In 2007, DHAPP had a budget of $68 million and was working with military organizations in 70 countries. In Africa alone in 2007, DHAPP reached just under 500,000 military members and family members with comprehensive prevention messages and trained more than 7,000 peer trainers.

More than 100,000 people were tested for HIV and received counseling, and nearly 18,000 women received maternal-to-child transmission prevention services that included testing. Sixty-three laboratories received equipment or laboratory chemicals and nearly 19,000 patients are on anti-retroviral therapy through military hospitals.
"In the region," Tasker said, "militaries are sometimes the only providers of health care, especially away from capitals and major cities. In many countries, military hospitals have more beds or care delivery than ministry of health facilities do. They also have security and logistical capability that may enable health care to be delivered in times of conflict."

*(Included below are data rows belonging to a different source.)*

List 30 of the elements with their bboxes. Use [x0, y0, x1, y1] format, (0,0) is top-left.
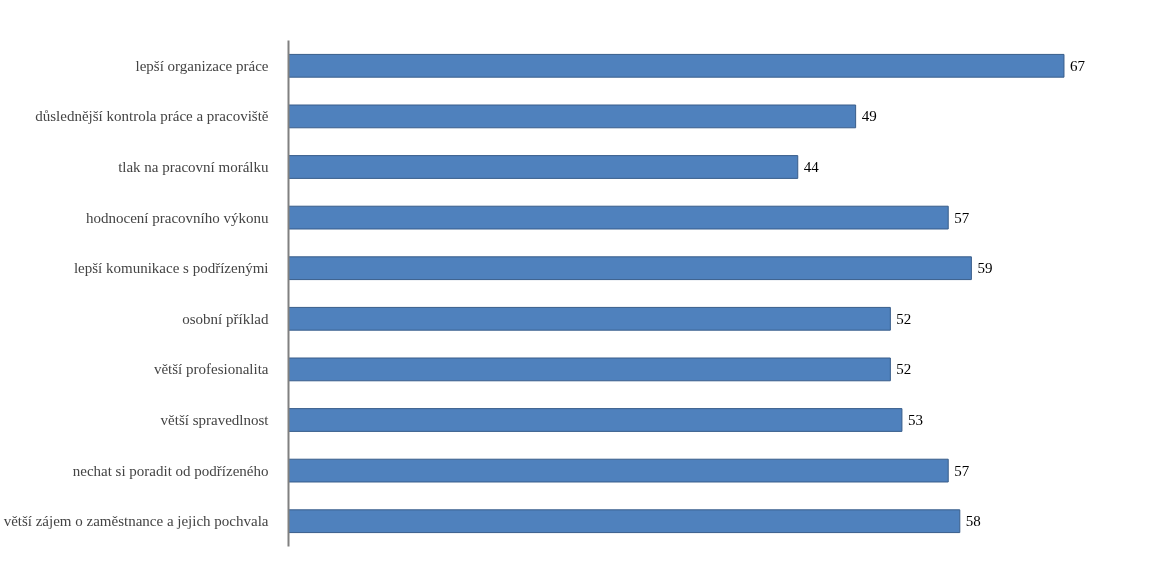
bar — [288, 104, 857, 129]
y-tick-label: lepší organizace práce — [135, 57, 269, 74]
bar — [288, 155, 799, 179]
y-tick-label: větší profesionalita — [153, 361, 269, 378]
data-label: 44 — [803, 159, 820, 175]
y-tick-label: tlak na pracovní morálku — [118, 159, 269, 175]
data-label: 52 — [896, 310, 912, 327]
bar — [288, 408, 903, 432]
y-tick-label: hodnocení pracovního výkonu — [86, 209, 269, 226]
bar — [288, 306, 891, 331]
y-tick-label: lepší komunikace s podřízenými — [73, 260, 269, 277]
y-tick-label: nechat si poradit od podřízeného — [72, 462, 269, 479]
data-label: 58 — [965, 513, 981, 530]
y-tick-label: osobní příklad — [182, 310, 269, 327]
bar — [288, 205, 949, 230]
data-label: 59 — [977, 260, 993, 277]
data-label: 53 — [907, 412, 923, 428]
data-label: 52 — [896, 361, 912, 378]
data-label: 49 — [861, 108, 877, 125]
y-tick-label: důslednější kontrola práce a pracoviště — [35, 108, 269, 125]
bar — [288, 256, 972, 281]
y-tick-label: větší zájem o zaměstnance a jejich pochvala — [3, 513, 269, 530]
bar — [288, 509, 961, 534]
data-label: 67 — [1069, 57, 1086, 74]
data-label: 57 — [954, 209, 970, 226]
y-tick-label: větší spravedlnost — [160, 412, 270, 428]
data-label: 57 — [954, 462, 970, 479]
bar — [288, 458, 949, 483]
bar — [288, 357, 891, 382]
bar — [288, 53, 1065, 78]
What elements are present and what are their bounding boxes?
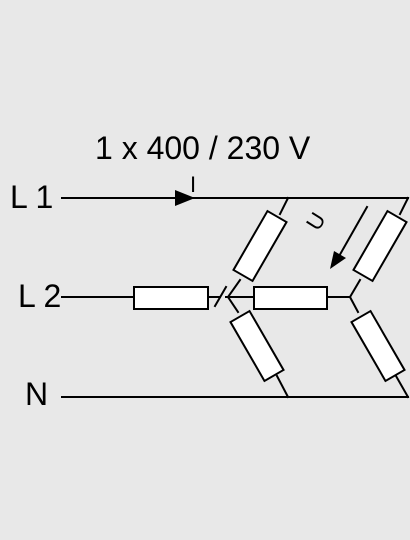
wire-right-upper-bottom	[348, 278, 362, 299]
switch-blade	[213, 285, 228, 308]
resistor-l2-series	[133, 286, 209, 310]
wire-left-upper-top	[278, 196, 290, 216]
current-arrow-icon	[175, 190, 195, 206]
resistor-right-upper	[352, 209, 408, 283]
wire-right-lower-top	[348, 295, 360, 314]
voltage-arrow-icon	[330, 251, 346, 269]
line-label-l2: L 2	[18, 278, 61, 314]
wire-right-upper-top	[398, 196, 410, 216]
wire-left-lower-top	[226, 295, 240, 314]
voltage-symbol: U	[301, 208, 331, 235]
line-label-l1: L 1	[10, 179, 53, 215]
wire-right-lower-bottom	[394, 374, 410, 399]
resistor-left-upper	[232, 209, 288, 283]
wire-left-lower-bottom	[275, 374, 290, 399]
wire-left-upper-bottom	[226, 278, 242, 299]
resistor-middle	[253, 286, 328, 310]
line-label-n: N	[25, 376, 48, 412]
resistor-left-lower	[229, 309, 285, 383]
supply-voltage-label: 1 x 400 / 230 V	[95, 130, 311, 166]
resistor-right-lower	[350, 309, 406, 383]
voltage-arrow-shaft	[336, 205, 369, 260]
current-symbol: I	[190, 172, 196, 197]
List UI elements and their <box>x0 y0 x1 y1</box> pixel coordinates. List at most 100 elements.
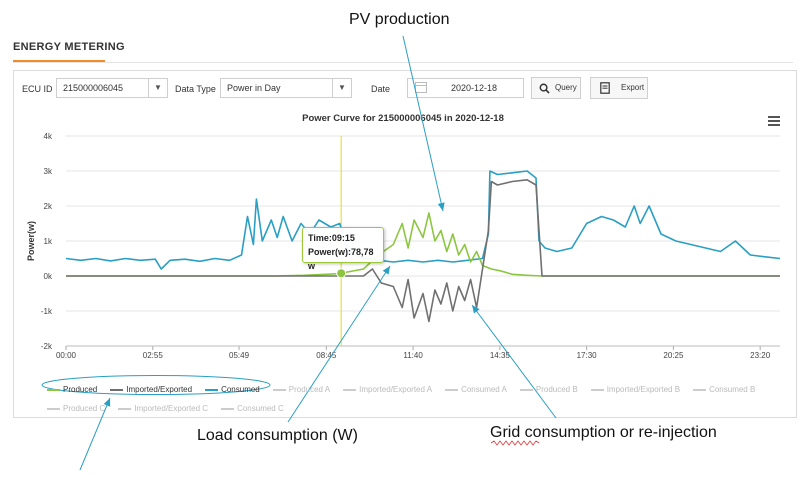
chevron-down-icon[interactable]: ▼ <box>148 79 167 97</box>
legend-label: Consumed C <box>237 404 284 413</box>
y-tick-label: 3k <box>44 167 53 176</box>
annotation-pv-production: PV production <box>349 11 450 28</box>
legend-item[interactable]: Imported/Exported <box>110 385 192 394</box>
section-title-underline <box>13 60 105 62</box>
legend-item[interactable]: Consumed <box>205 385 260 394</box>
series-line-imported-exported <box>66 179 780 323</box>
legend-swatch <box>445 388 459 391</box>
chart-menu-icon[interactable] <box>768 116 780 128</box>
legend-item[interactable]: Consumed B <box>693 385 755 394</box>
arrow-head <box>382 266 390 275</box>
legend-item[interactable]: Produced <box>47 385 97 394</box>
legend-item[interactable]: Imported/Exported B <box>590 385 681 394</box>
legend-item[interactable]: Consumed C <box>221 404 284 413</box>
y-tick-label: 2k <box>44 202 53 211</box>
x-tick-label: 14:35 <box>490 351 511 360</box>
legend-item[interactable]: Produced A <box>272 385 331 394</box>
data-type-value: Power in Day <box>227 83 281 93</box>
export-button[interactable]: Export <box>590 77 648 99</box>
chart-tooltip: Time:09:15 Power(w):78,78 w <box>302 227 384 271</box>
x-tick-label: 02:55 <box>143 351 164 360</box>
legend-label: Produced B <box>535 385 578 394</box>
legend-label: Consumed A <box>461 385 507 394</box>
ecu-id-value: 215000006045 <box>63 83 124 93</box>
series-line-consumed <box>65 170 781 270</box>
tooltip-time: Time:09:15 <box>308 233 355 243</box>
date-value: 2020-12-18 <box>451 83 498 93</box>
y-tick-label: -1k <box>41 307 53 316</box>
legend-swatch <box>343 388 357 391</box>
legend-highlight-ellipse <box>41 375 271 395</box>
y-axis-title: Power(w) <box>26 221 36 261</box>
legend-item[interactable]: Produced B <box>519 385 578 394</box>
x-tick-label: 20:25 <box>663 351 684 360</box>
legend-label: Imported/Exported B <box>606 385 681 394</box>
legend-arrow <box>79 397 111 471</box>
y-tick-label: 4k <box>44 132 53 141</box>
metering-panel <box>13 70 797 418</box>
arrow-head <box>437 202 445 211</box>
legend-label: Produced <box>63 385 98 394</box>
chart-title: Power Curve for 215000006045 in 2020-12-… <box>302 113 504 124</box>
pv-arrow <box>402 35 445 212</box>
legend-swatch <box>205 388 219 391</box>
calendar-icon[interactable] <box>415 82 427 93</box>
legend-label: Imported/Exported A <box>359 385 433 394</box>
document-icon <box>600 82 610 94</box>
annotation-grid-consumption: Grid consumption or re-injection <box>490 424 717 441</box>
x-tick-label: 11:40 <box>403 351 423 360</box>
data-type-label: Data Type <box>175 84 216 94</box>
query-label: Query <box>555 83 577 92</box>
legend-row-2: Produced C Imported/Exported C Consumed C <box>47 398 297 416</box>
annotation-load-consumption: Load consumption (W) <box>197 427 358 444</box>
ecu-id-label: ECU ID <box>22 84 53 94</box>
legend-swatch <box>519 388 533 391</box>
legend-item[interactable]: Consumed A <box>445 385 507 394</box>
legend-swatch <box>272 388 286 391</box>
grid-arrow <box>471 304 557 419</box>
ecu-id-select[interactable]: 215000006045 ▼ <box>56 78 168 98</box>
arrow-head <box>103 398 111 407</box>
legend-label: Produced C <box>63 404 106 413</box>
arrow-shaft <box>471 304 557 419</box>
legend-item[interactable]: Imported/Exported A <box>343 385 432 394</box>
load-arrow <box>287 265 391 423</box>
legend-item[interactable]: Imported/Exported C <box>118 404 208 413</box>
section-title: ENERGY METERING <box>13 41 125 53</box>
y-tick-label: 0k <box>44 272 53 281</box>
y-tick-label: -2k <box>41 342 53 351</box>
chevron-down-icon[interactable]: ▼ <box>332 79 351 97</box>
legend-swatch <box>693 388 707 391</box>
legend-label: Produced A <box>288 385 331 394</box>
x-tick-label: 00:00 <box>56 351 77 360</box>
legend-label: Imported/Exported <box>126 385 193 394</box>
legend-label: Consumed <box>221 385 260 394</box>
legend-swatch <box>110 388 124 391</box>
x-tick-label: 23:20 <box>750 351 771 360</box>
y-tick-label: 1k <box>44 237 53 246</box>
arrow-shaft <box>287 265 391 423</box>
query-button[interactable]: Query <box>531 77 581 99</box>
export-label: Export <box>621 83 645 92</box>
date-input[interactable]: 2020-12-18 <box>407 78 524 98</box>
legend-swatch <box>221 407 235 410</box>
data-type-select[interactable]: Power in Day ▼ <box>220 78 352 98</box>
tooltip-power: Power(w):78,78 w <box>308 247 374 271</box>
x-tick-label: 17:30 <box>577 351 598 360</box>
spellcheck-underline <box>490 440 540 446</box>
legend-label: Consumed B <box>709 385 756 394</box>
section-divider <box>13 62 793 63</box>
series-line-produced <box>66 212 780 277</box>
legend-item[interactable]: Produced C <box>47 404 105 413</box>
legend-label: Imported/Exported C <box>134 404 209 413</box>
arrow-shaft <box>79 397 111 471</box>
legend-swatch <box>118 407 132 410</box>
highlight-point <box>336 268 347 279</box>
search-icon <box>539 83 550 94</box>
legend-swatch <box>47 407 60 410</box>
legend-swatch <box>47 388 60 391</box>
legend-swatch <box>590 388 604 391</box>
x-tick-label: 08:45 <box>316 351 337 360</box>
arrow-shaft <box>402 35 444 212</box>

Service members who return home to remote rural villages or inner-city communities, Tasker added, often can bring prevention messages into places where access may be difficult or impossible for NGOs.

In Africa, the Defense Department partners with traditional health care delivery agencies, including academia and NGOs, to make use of their technical expertise in social marketing and preventive health education.
"Militaries, even some foreign military leaders that you wouldn't expect," Tasker said, "realize that the root cause of HIV in their military force that is keeping their soldiers sick and unable to do their jobs is poverty, hunger, gender inequity and lack of education. [Addressing such problems] is where the NGO and academic communities have expertise."